We also recognise, however, that designing and implementing institutional reforms to achieve such a transition must be different across the Union. The starting positions have historically evolved and are deeply rooted in history and culture (WP2). Moreover, case studies (WP5) illustrate the general point that deep historical roots, co-evolved institutional complementarities and global megatrends are important to map out before reform proposals can be considered. Anyone proposing a one-size-fit-all approach to promoting entrepreneurship in Europe makes a false start.
This sits somewhat uncomfortably with the general approach in economics and economic geography, where researchers implicitly or explicitly assume that the same model applies across space and time. In light of the above, such research should be treated with caution.
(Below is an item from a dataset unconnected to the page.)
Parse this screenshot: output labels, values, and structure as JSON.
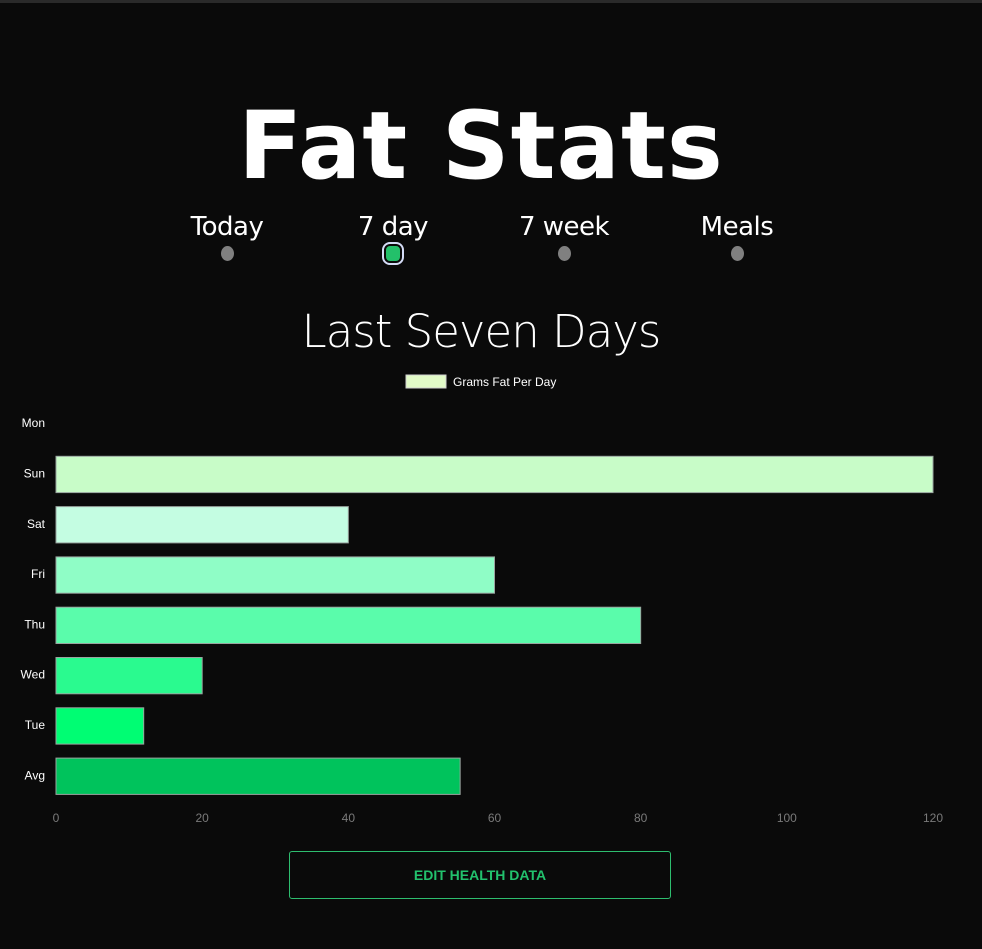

FIRES-research nonetheless has shown that job creation, well-being, pro-social behaviour, corporate responsibility, smart-specialization, growth and innovation all correlate positively with entrepreneurial activity in Europe and thus convincingly established the urgency and desirability of making the transition to a more open and entrepreneurial economy.
To help policy makers identify priorities, we have developed a tool (WP4) then summarizes the quality of the entrepreneurial ecosystem in a single index. The value of this index lies in its ability to identify bottlenecks in the ecosystem and highlight priorities for tailored reform strategies. To complement the algorithmic, databased diagnostic tool the FIRES-project also collected new, more qualitative data from surveys across three European members states. This dataset contains detailed information about start up processes across institutional complexes. Careful analysis allowed us to triangulate our data based diagnosis with more direct and qualitative information for Italy, Germany and the United Kingdom. By confronting a thorough diagnosis of the state and functioning of the ecosystem with a long list of possible policy interventions and reform proposals that was developed in close dialogue with different stakeholder groups, we then illustrated the building of a tailored reform strategy for these member states in three country studies and corresponding policy briefs that were presented to national policy makers in the member states themselves.
An elaborate legal and political assessment, in which the entrepreneurship policy landscape in Europe was first mapped out and then legal competencies and political feasibility of the FIRES reform proposals were assessed, completed the work.
FIRES is unique in its multi- and transdisciplinary approach. Scholars from such diverse disciplines as geography, law, history, economics, business and innovation management engaged with stakeholders along the way. The research was fine-tuned and drafted with stakeholders with appositive stake in the entrepreneurial society, whereas reform proposals were discussed with representatives of the groups that are likely to experience or have to implement the largest changes to shape the transition. Finally the resulting reform strategies were discussed intensively with policy makers at the regional, national and European levels.